The hacker group APT28, linked to Russian military intelligence, has begun exploiting a recently discovered vulnerability in Microsoft Office to carry out cyberattacks on government agencies in Ukraine and European Union countries, according to The Record.
Ukraine’s Computer Emergency Response Team (CERT-UA) reported that the attackers, also known as Fancy Bear, BlueDelta, and Forest Blizzard, began exploiting the security flaw CVE-2026-21509 almost immediately after Microsoft disclosed it in early January. The hackers targeted more than 60 email addresses, most of which belong to government agencies.
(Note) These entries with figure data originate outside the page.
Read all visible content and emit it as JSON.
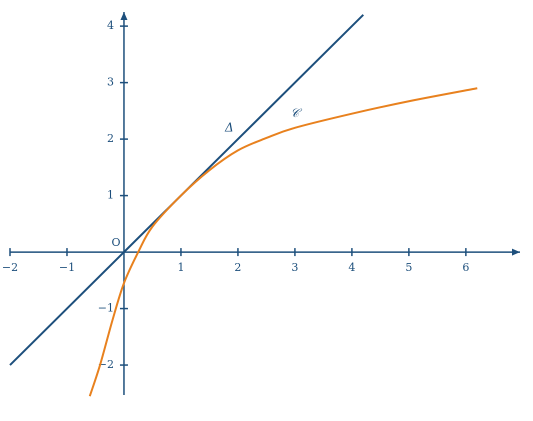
{
  "chart_data": {
    "type": "line",
    "origin_label": "O",
    "axis_color": "#1d4f7c",
    "xlim": [
      -2,
      6.95
    ],
    "ylim": [
      -2.53,
      4.25
    ],
    "xticks": [
      {
        "value": -2,
        "label": "−2"
      },
      {
        "value": -1,
        "label": "−1"
      },
      1,
      2,
      3,
      4,
      5,
      6
    ],
    "yticks": [
      {
        "value": -2,
        "label": "−2"
      },
      {
        "value": -1,
        "label": "−1"
      },
      1,
      2,
      3,
      4
    ],
    "series": [
      {
        "name": "Δ",
        "color": "#1d4f7c",
        "x": [
          -2,
          4.2
        ],
        "values": [
          -2,
          4.2
        ]
      },
      {
        "name": "𝒞",
        "color": "#e8811e",
        "x": [
          -0.6,
          -0.42,
          -0.2,
          0,
          0.25,
          0.5,
          1,
          1.5,
          2,
          2.5,
          3,
          4,
          5,
          6.2
        ],
        "values": [
          -2.55,
          -2,
          -1.2,
          -0.55,
          0,
          0.45,
          1,
          1.45,
          1.8,
          2.02,
          2.2,
          2.45,
          2.67,
          2.9
        ]
      }
    ]
  }
}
During the ongoing campaign, researchers identified malicious Microsoft Office documents disguised as official communications from the Ukrainian Hydrometeorological Center. Opening these files installed the Covenant malware. While Covenant was originally designed for legitimate security testing, hackers increasingly use it for criminal purposes. Cybersecurity firm Zscaler confirmed that attacks have been recorded not only in Ukraine but also in Slovakia and Romania. To deceive government employees, phishing messages were prepared in both English and local languages.
Experts identified two main attack chains:
- Exploiting the vulnerability to install MiniDoor, which collects victims’ email addresses and sends them to the attackers’ servers.
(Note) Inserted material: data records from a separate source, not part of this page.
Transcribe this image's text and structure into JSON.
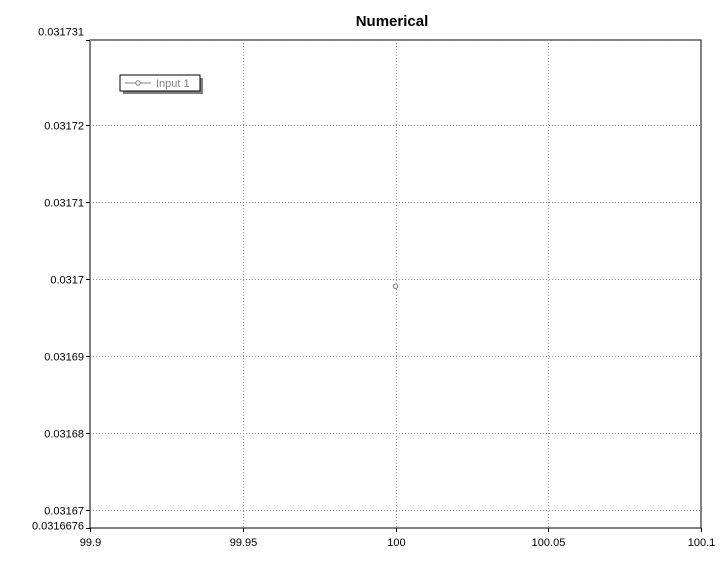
{
  "chart_data": {
    "type": "scatter",
    "title": "Numerical",
    "xlabel": "",
    "ylabel": "",
    "xlim": [
      99.9,
      100.1
    ],
    "ylim": [
      0.0316676,
      0.031731
    ],
    "x_ticks": [
      99.9,
      99.95,
      100,
      100.05,
      100.1
    ],
    "x_tick_labels": [
      "99.9",
      "99.95",
      "100",
      "100.05",
      "100.1"
    ],
    "y_ticks": [
      0.0316676,
      0.03167,
      0.03168,
      0.03169,
      0.0317,
      0.03171,
      0.03172,
      0.031731
    ],
    "y_tick_labels": [
      "0.0316676",
      "0.03167",
      "0.03168",
      "0.03169",
      "0.0317",
      "0.03171",
      "0.03172",
      "0.031731"
    ],
    "grid": true,
    "legend_position": "top-left",
    "series": [
      {
        "name": "Input 1",
        "color": "#808080",
        "marker": "circle",
        "points": [
          {
            "x": 100,
            "y": 0.031699
          }
        ]
      }
    ]
  }
}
- Installing the PixyNetLoader dropper, which ultimately deploys the Covenant implant into the system.
APT28 has been active for over twenty years and has significantly stepped up operations since Russia’s full-scale invasion of Ukraine. German authorities previously accused the group of attacking the national air traffic management company, and in May of last year, the hackers targeted mail servers of defense ministries in Eastern Europe.
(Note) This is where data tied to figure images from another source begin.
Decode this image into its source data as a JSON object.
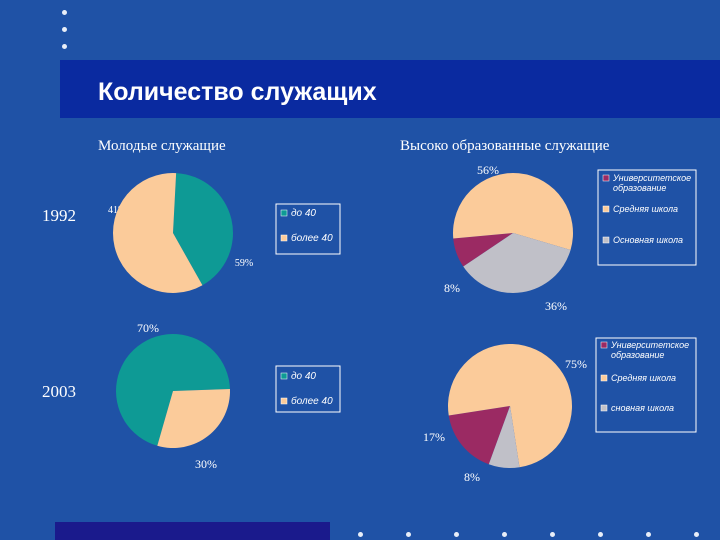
{
  "title": "Количество служащих",
  "chart_data": [
    {
      "type": "pie",
      "title": "Молодые служащие",
      "row_label": "1992",
      "slices": [
        {
          "label": "до 40",
          "value": 41,
          "text": "41%",
          "color": "#0E9A95"
        },
        {
          "label": "более 40",
          "value": 59,
          "text": "59%",
          "color": "#FBCB9A"
        }
      ],
      "legend": [
        "до 40",
        "более 40"
      ]
    },
    {
      "type": "pie",
      "title": "Высоко образованные служащие",
      "row_label": "1992",
      "slices": [
        {
          "label": "Университетское образование",
          "value": 8,
          "text": "8%",
          "color": "#9B2A63"
        },
        {
          "label": "Средняя школа",
          "value": 56,
          "text": "56%",
          "color": "#FBCB9A"
        },
        {
          "label": "Основная школа",
          "value": 36,
          "text": "36%",
          "color": "#C0C0C8"
        }
      ],
      "legend": [
        "Университетское образование",
        "Средняя школа",
        "Основная школа"
      ]
    },
    {
      "type": "pie",
      "title": "Молодые служащие",
      "row_label": "2003",
      "slices": [
        {
          "label": "до 40",
          "value": 70,
          "text": "70%",
          "color": "#0E9A95"
        },
        {
          "label": "более 40",
          "value": 30,
          "text": "30%",
          "color": "#FBCB9A"
        }
      ],
      "legend": [
        "до 40",
        "более 40"
      ]
    },
    {
      "type": "pie",
      "title": "Высоко образованные служащие",
      "row_label": "2003",
      "slices": [
        {
          "label": "Университетское образование",
          "value": 17,
          "text": "17%",
          "color": "#9B2A63"
        },
        {
          "label": "Средняя школа",
          "value": 75,
          "text": "75%",
          "color": "#FBCB9A"
        },
        {
          "label": "сновная школа",
          "value": 8,
          "text": "8%",
          "color": "#C0C0C8"
        }
      ],
      "legend": [
        "Университетское образование",
        "Средняя школа",
        "сновная школа"
      ]
    }
  ]
}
Although Microsoft released a patch to fix the vulnerability, the U.S. Cybersecurity and Infrastructure Security Agency (CISA) has already listed it among the most frequently exploited vulnerabilities. CERT-UA experts warn that cyberattack intensity will continue to increase if users and organizations delay applying the necessary security updates. Timely system updates remain the only reliable way to protect against Russian state-sponsored hackers on the digital front.